Cardinal Napier in his homily explored the school as an ongoing work in progress and shared his experiences of three popes and their concerns for Church and society.
Cardinal Napier on the 3 Popes
The cardinal recalled Pope John Paul II as having a wonderful vision for the things God wanted for the world: “Remember the past with gratitude, but also live the present with action…to be open to the future with confidence.”
He experienced Pope Benedict XVI as the pastor who, seeing everything seeming to fall apart, went to work for reconciliation and peace, inspired by St Benedict who reformed and rebuilt the Church.
He valued Pope Francis as a pastor reaching out to people in their particular situations — like the two disciples walking away from Jerusalem to Emmaus, and Jesus, instead of forcing them back to Jerusalem going along with them and sharing a meal.
“To walk with Jesus means to bring him into our families, to break bread with him,” he said.
Former Nardini Convent Pupil’s Testimony
At the gala dinner former pupil Malibongwe Masombuka, now principal of the Oprah Winfrey-sponsored Harpo Primary School in Lakeside Park, Vryheid, described the Nardini impact on her life under Sr Isentraud Rauscher who had admitted her and her brother to the school on their return from exile in Swaziland in 1983. They had not wanted to attend any school offering apartheid-style education.

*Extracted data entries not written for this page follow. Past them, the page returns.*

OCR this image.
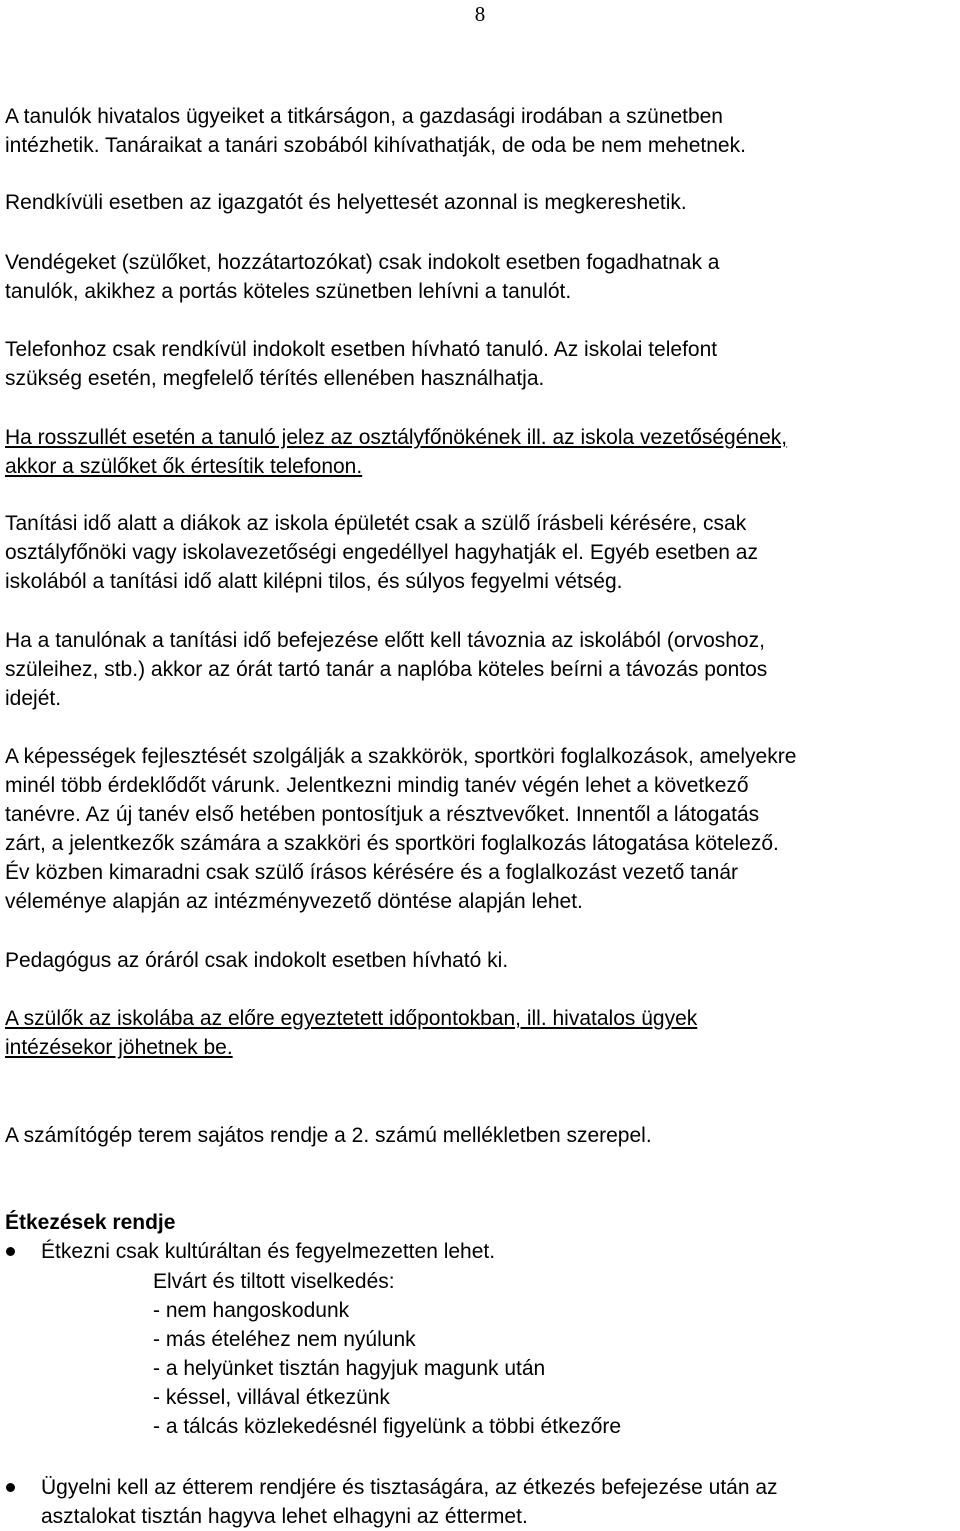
8
A tanulók hivatalos ügyeiket a titkárságon, a gazdasági irodában a szünetben
intézhetik. Tanáraikat a tanári szobából kihívathatják, de oda be nem mehetnek.
Rendkívüli esetben az igazgatót és helyettesét azonnal is megkereshetik.
Vendégeket (szülőket, hozzátartozókat) csak indokolt esetben fogadhatnak a
tanulók, akikhez a portás köteles szünetben lehívni a tanulót.
Telefonhoz csak rendkívül indokolt esetben hívható tanuló. Az iskolai telefont
szükség esetén, megfelelő térítés ellenében használhatja.
Ha rosszullét esetén a tanuló jelez az osztályfőnökének ill. az iskola vezetőségének,
akkor a szülőket ők értesítik telefonon.
Tanítási idő alatt a diákok az iskola épületét csak a szülő írásbeli kérésére, csak
osztályfőnöki vagy iskolavezetőségi engedéllyel hagyhatják el. Egyéb esetben az
iskolából a tanítási idő alatt kilépni tilos, és súlyos fegyelmi vétség.
Ha a tanulónak a tanítási idő befejezése előtt kell távoznia az iskolából (orvoshoz,
szüleihez, stb.) akkor az órát tartó tanár a naplóba köteles beírni a távozás pontos
idejét.
A képességek fejlesztését szolgálják a szakkörök, sportköri foglalkozások, amelyekre
minél több érdeklődőt várunk. Jelentkezni mindig tanév végén lehet a következő
tanévre. Az új tanév első hetében pontosítjuk a résztvevőket. Innentől a látogatás
zárt, a jelentkezők számára a szakköri és sportköri foglalkozás látogatása kötelező.
Év közben kimaradni csak szülő írásos kérésére és a foglalkozást vezető tanár
véleménye alapján az intézményvezető döntése alapján lehet.
Pedagógus az óráról csak indokolt esetben hívható ki.
A szülők az iskolába az előre egyeztetett időpontokban, ill. hivatalos ügyek
intézésekor jöhetnek be.
A számítógép terem sajátos rendje a 2. számú mellékletben szerepel.
Étkezések rendje
Étkezni csak kultúráltan és fegyelmezetten lehet.
Elvárt és tiltott viselkedés:
- nem hangoskodunk
- más ételéhez nem nyúlunk
- a helyünket tisztán hagyjuk magunk után
- késsel, villával étkezünk
- a tálcás közlekedésnél figyelünk a többi étkezőre
Ügyelni kell az étterem rendjére és tisztaságára, az étkezés befejezése után az
asztalokat tisztán hagyva lehet elhagyni az éttermet.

A teacher with a long association with the school going back to 1979, Cherith Summerfield, thanked the Nardinis for not only giving her own children an education for life, but for also showing her compassionate support in a time of distress.
Paula Friend, a long-serving member of the PTA, said the Nardinis over 60 years “have been a constant, permanent presence here and their unity of vision has touched everything they have done and will continue to do in the years ahead. Close to my heart is the strong Christian ethos of the school, and the daily scripture lessons which gave pupils a grounding for life.”
Nardini Regional Superior Sr Ellen Lindner
At the end of the Nardini celebration there were warm thoughts for concelebrating priests Frs Leo Eireiner OSB and Augustine Macuacua; deputy principal Sharon Stone and her 32 years serving Nardini; choir director Mandla Khoza; concert choreographers Cara-Lee Joubert and Simangele Mtshali; and comperes Yeshen Naidoo and Nadine Pillay.
Nardini regional superior Sr Ellen Lindner recalled that it all started with Bishop Aurelian Bilgeri of Eshowe, a Benedictine who had grown up in a Nardini children’s home in Germany.
“Like a visionary composer he carried in his heart a melody which kept him awake at night. So he put some chords to paper and tried his tune at the Nardini motherhouse in Germany. He invited sisters to join him in finetuning the melody in his heart which needed to be set free,” Sr Ellen said.
“Initially, his proposal was not successful, but his tenacity paid off and in January 1955 the first four Nardini Sisters arrived in South Africa, followed by another four in November. By 1957, an enthusiastic quartet of Sisters was so tuned in with the bishop that they were ready to commence the Nardini Convent School in Vryheid. That was 60 years ago. Since then the quartet has expanded into a sizeable orchestra,” she said.
Adding Melodies to The Nardini Song
Noting the school’s principals over the years — Sr Modoalda Stigler, Sr Isentraud Rauscher, Sr Catherine Brucker and now Sr Mpume Nhleko — she continued on her musical theme: “In which section of the orchestra were you playing? With the violins, violas, flutes, clarinets, French horns, the murmuring harps, or the clashing cymbals, the drums, trumpets, trombones, bassoons, oboes?”
“Each one of you has added to the melody of the Nardini song. Your creativity brought in new sounds, new rhythms, new chords.”
Referring to the celebration’s concert, Sr Ellen noted that “there is now liturgical, classic, rock, jazz, pop, hip hop, reggae, country, ethnic”.
“Bishop Bilgeri’s melody has been carried far beyond Vryheid. His harmonious music was even offered to a world often drowning in overpowering sounds and noises. May the Nardini song, alive in you, offer a counterbalance to what is not song, melody or harmony.”